The first idea to understand with pattern grading is even grading. What does “evenly graded” mean? It means the measurements at a point between sizes are the same. For example, at the waist, each measurement could be 2cm larger than the previous size. Even grading also considers that the change in width doesn’t necessarily mean a change in height. For example, if the waist increases 2cm per size the neck to waist measurement might only increase by 0.25cm.
Most current women’s patterns are evenly graded. However, it is common to need to grade a pattern. The first step to grading your pattern is determining how many sizes you need to go up or down. This can be done by using a sizing chart and comparing it with the measurements you desire.
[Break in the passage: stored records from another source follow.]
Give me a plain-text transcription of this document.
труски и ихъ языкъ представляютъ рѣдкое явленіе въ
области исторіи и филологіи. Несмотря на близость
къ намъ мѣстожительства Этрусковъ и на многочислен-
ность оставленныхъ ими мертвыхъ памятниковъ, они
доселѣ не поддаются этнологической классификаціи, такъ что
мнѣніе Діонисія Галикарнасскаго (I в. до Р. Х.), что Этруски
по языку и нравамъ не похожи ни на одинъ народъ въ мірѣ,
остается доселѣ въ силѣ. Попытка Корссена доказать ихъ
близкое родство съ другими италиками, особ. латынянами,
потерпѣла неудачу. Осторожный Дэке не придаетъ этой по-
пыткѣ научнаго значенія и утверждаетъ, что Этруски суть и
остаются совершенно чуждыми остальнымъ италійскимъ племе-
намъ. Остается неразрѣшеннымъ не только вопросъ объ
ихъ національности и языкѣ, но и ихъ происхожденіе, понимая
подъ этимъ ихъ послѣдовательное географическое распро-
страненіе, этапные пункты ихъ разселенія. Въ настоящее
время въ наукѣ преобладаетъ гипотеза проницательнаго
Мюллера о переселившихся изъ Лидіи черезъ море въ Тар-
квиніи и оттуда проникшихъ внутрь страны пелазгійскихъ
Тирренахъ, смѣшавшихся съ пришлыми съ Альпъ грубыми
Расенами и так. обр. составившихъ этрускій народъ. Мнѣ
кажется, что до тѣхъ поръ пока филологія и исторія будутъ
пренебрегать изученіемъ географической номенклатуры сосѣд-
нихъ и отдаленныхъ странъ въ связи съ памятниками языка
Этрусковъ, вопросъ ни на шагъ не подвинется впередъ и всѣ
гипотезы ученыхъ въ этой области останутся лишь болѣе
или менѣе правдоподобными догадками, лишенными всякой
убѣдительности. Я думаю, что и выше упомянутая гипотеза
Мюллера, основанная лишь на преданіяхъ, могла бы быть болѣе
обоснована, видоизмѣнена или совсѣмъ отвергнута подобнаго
One method which can then be applied to evenly graded patterns is by using the corner points. By then measuring between each size along the line, finding the difference between a size. Using more lines extended through the pattern will give a more accurate outcome, on each line you would repeat the method.
It is slightly more complex when working with the uneven pattern grading. Uneven grading is when the pattern and body measurements are not proportionate. There are several methods to approach an uneven grade. Firstly, if sizing down use a grade equal to the smallest difference, and if sizing up use a grade equal to the largest difference. Applying an even grade with this method will reduce the number of alterations needed to make a fitted garment. A similar approach is to separate the pattern into two, commonly into a top and bottom pattern. The separate patterns are then graded evenly. The final method deals with height or width, but not both at the same time. This is done by grading the circumference for the width or grading the length for the height. If grading the width using the circumference the length grading is ignored, again, this is reversed when grading the length.
Pattern grading can seem intimidating at the beginning, however, with these basic approaches the process can expand your sewing experience.